Un homme se lève, et rempli de conscience il clame haut et fort : « Mais c'est pas possible de voir des choses pareilles ! ». Je n'ai plus le temps de faire dans la dentelle : je sors une autre pièce, et je mets le vioc en joue.
-Toi tu restes à ta place ! Que je gueule, méchant comme tout.
Et abracadabra : le vieux se fige dans la même position que la taulière ; les épaules légèrement voûtées, le cou vers l'avant comme une tortue, et les yeux plus gros, plus ronds que des hosties. Me voilà sur le pas de la porte, je suis à deux doigts de m'en sortir, quand la petite dont j'ai cramé les jolies jambes me lance un truc à la tête.
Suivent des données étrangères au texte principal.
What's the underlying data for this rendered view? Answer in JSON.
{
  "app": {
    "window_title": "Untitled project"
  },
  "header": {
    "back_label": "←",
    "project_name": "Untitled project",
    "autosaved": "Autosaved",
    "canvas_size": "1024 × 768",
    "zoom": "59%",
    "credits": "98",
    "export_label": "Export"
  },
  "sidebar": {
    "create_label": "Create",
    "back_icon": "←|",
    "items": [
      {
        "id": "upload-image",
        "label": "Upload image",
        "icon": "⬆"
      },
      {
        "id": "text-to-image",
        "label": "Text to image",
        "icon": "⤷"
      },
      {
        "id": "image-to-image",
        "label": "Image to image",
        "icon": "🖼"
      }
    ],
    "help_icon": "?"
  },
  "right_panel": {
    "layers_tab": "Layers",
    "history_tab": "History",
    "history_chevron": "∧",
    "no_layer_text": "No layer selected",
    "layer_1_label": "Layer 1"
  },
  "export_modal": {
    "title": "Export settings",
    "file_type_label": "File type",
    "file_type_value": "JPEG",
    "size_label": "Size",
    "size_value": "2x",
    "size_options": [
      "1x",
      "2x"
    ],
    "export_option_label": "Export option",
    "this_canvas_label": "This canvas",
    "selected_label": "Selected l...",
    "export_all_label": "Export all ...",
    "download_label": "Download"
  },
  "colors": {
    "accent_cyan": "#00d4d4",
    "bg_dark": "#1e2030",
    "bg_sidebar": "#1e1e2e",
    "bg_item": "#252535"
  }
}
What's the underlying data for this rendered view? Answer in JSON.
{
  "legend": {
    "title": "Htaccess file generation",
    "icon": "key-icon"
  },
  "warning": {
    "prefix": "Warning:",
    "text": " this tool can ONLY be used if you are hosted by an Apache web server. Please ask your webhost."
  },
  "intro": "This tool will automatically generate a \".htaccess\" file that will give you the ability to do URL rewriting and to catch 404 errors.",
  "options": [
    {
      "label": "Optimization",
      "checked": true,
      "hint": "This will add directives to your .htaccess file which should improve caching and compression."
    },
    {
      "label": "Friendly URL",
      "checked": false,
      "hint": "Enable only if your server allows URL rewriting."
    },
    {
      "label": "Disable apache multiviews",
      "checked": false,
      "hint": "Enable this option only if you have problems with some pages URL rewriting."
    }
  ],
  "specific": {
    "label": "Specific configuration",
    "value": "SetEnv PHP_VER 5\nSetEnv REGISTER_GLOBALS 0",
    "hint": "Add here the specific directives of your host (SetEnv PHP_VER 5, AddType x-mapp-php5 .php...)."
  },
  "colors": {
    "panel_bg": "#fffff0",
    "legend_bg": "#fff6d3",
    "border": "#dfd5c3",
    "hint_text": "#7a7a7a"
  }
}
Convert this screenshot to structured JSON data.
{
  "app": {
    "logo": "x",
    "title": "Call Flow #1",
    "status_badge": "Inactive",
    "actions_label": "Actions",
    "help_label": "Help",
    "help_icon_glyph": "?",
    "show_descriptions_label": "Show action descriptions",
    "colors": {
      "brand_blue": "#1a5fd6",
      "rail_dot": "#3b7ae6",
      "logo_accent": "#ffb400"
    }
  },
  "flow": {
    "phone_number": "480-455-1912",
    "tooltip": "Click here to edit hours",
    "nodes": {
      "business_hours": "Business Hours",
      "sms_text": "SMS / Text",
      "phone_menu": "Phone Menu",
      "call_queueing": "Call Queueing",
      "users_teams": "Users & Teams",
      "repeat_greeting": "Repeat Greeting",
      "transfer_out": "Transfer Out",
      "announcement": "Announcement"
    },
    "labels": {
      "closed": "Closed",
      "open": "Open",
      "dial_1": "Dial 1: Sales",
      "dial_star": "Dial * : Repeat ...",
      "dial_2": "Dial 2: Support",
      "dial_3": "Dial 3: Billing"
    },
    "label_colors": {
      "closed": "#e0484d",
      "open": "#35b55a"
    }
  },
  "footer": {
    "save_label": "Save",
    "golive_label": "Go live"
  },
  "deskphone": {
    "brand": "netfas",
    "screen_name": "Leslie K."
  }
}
Je me dis « Chouette, elle me rend mon Becker ! », une fraction de seconde avant de prendre la tasse vide bien dans le milieu du front.
C'est au moment où je renversais la tête à travers le cadre de la porte que j'ai vu, je vous l'assure ! un cheval en feu traverser la rue au galop... Mais qu'est-ce que je bave, moi ? Quand je vous disais qu'il me faut raconter, même quand il n'y a pas matière à le faire. En réalité, et maintenant que je suis allé trop loin, il faut que je me résigne à vous le dire : il n'y a, dans cette histoire, absolument aucun mensonge ! C'est ainsi : il m'arrive à moi des choses incroyables, des choses fantastiques, et puis c'est tout ! Que ceux qui ne me croient pas en demeurent à mes yeux des jaloux inflexibles. Car je vous le dis : ce n'était qu'un jour de mois de novembre comme un autre, et si vous l'avez trouvé hors du commun, je vous conseille vivement de lire davantage de mes chiffons.
Comment ça une fin bâclée ? Si j'ai le droit de démanteler les codes c'est bien parce que je suis un génie, tiens.
Et gloire aux sensibles insensés !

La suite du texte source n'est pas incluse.